Völkerhass der Juden; Judenhass der Völker; Quelle des Letzteren

Es ist nicht meine Schuld, wenn ich lange nicht an die Hauptsache komme. Es ist leichter, wie Herr Marr tut, mit einigen Federstrichen, die schwersten Beschuldigungen hinzuwerfen, als sie wissenschaftlich zu widerlegen.
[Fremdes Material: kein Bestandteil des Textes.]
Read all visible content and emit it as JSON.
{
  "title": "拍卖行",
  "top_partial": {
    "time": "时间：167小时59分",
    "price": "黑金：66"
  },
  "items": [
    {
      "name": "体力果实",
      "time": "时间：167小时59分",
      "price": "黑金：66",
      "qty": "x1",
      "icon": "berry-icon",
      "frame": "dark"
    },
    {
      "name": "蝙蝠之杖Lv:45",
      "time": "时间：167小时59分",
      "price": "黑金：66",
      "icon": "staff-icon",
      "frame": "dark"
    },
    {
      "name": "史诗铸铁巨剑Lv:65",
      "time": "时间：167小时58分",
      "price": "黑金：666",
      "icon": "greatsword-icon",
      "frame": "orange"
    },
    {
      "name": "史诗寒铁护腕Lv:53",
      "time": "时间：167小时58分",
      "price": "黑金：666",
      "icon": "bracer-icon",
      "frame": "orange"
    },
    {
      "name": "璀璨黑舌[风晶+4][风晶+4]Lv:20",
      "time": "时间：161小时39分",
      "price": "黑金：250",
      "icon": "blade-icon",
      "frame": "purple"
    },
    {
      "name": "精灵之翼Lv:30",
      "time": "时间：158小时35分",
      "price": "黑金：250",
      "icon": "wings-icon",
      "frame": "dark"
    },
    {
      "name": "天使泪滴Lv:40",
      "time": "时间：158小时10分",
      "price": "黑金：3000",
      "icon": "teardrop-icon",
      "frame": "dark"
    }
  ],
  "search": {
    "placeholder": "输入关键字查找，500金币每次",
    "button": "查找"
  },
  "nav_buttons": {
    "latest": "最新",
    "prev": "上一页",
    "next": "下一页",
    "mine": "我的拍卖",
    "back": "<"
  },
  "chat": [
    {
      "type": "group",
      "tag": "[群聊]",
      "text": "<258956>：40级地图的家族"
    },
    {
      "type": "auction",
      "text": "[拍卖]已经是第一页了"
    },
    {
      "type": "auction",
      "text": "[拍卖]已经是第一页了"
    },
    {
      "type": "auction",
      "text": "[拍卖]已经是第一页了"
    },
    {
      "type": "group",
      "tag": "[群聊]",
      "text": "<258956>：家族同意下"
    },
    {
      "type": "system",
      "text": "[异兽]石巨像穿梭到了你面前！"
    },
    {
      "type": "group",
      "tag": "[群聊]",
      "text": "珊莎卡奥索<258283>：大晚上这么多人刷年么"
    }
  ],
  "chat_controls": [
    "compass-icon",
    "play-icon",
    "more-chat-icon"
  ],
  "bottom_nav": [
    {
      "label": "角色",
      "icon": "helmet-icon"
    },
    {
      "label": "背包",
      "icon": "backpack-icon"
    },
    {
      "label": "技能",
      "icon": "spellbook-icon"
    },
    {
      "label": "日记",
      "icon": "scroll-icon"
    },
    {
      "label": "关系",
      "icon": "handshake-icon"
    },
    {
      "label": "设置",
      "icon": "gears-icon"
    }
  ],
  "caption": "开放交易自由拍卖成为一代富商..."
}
Herr Marr sagt: „Es muss hier gleich auf die Tatsache hingewiesen werden, dass die Juden von Anfang an, wo sie in der Geschichte auftreten, bei allen Völkern ohne Ausnahme verhasst waren. Nicht ihrer Religion wegen. Die generelle Feindschaft gegen die Juden hatte andere Gründe. Erstens in der Scheu der Juden vor wirklicher Arbeit. Zweitens in ihrer gesetzlich vorgeschriebenen Feindschaft gegen alle Nichtjuden.“


Ich lasse die „Arbeitsscheu“ vorerst bei Seite; sie wird besser im Zusammenhang mit der praktischen, die Gegenwart betreffenden Seite unserer Frage besprochen, und gehe zunächst auf den Völkerhass ein, welcher nach Herrn Marr den Juden eigen sein soll. Zunächst möchte ich einer hierher gehörigen Behauptung Marrs entgegentreten, nämlich der, dass die Juden alle Nichtjuden für „Unreine“ halten. Ich erkläre diese Behauptung als Lüge, als eine jener tausend Lügen, welche Judenfeinde boshaft ersonnen und andere nachgeschrieben haben. Ich fordere Herrn Marr auf, Herr Professor Messner wird ihm gerne behilflich sein, mir auch nur eine Stelle in den 24 Büchern der jüdischen Bibel nachzuweisen, welche die Behauptung erhärtet. Die hebräische Sprache hat kein Schimpfwort für andere Nationalitäten, nicht einmal ein dem: „Barbaren“ entsprechendes: höchstens „loës“ „wälsch“ könnte man hierher rechnen.

Wir genießen allerdings manche Speisen von Nichtjuden nicht, das hat aber durchaus nicht seinen Grund in der vermeinten Unreinheit der Nichtjuden. Was ich bei einem Nichtjuden nicht genieße, darf ich auch bei meiner Mutter nicht genießen, wenn sie es nicht rite zubereitet hat, auch wenn es nie von einem Nichjuden berührt worden ist. Und dann, wir dürfen ja Vieles bei Nichtjuden doch ja genießen; hätte das einen Sinn, wenn das Verbotene seinen Grund in vorausgesetzter Unreinheit hätte! Ein wenig denken, Herr Marr!

Nach diesem Exkurs, zu welchem mich die von Herrn Marr in einer Anmerkung hervorgehobene Erzählung veranlasst, folgen wir den Spuren des Hasses der Juden gegen andere Völker in der jüdischen Geschichte und in dem jüdischen Gesetze.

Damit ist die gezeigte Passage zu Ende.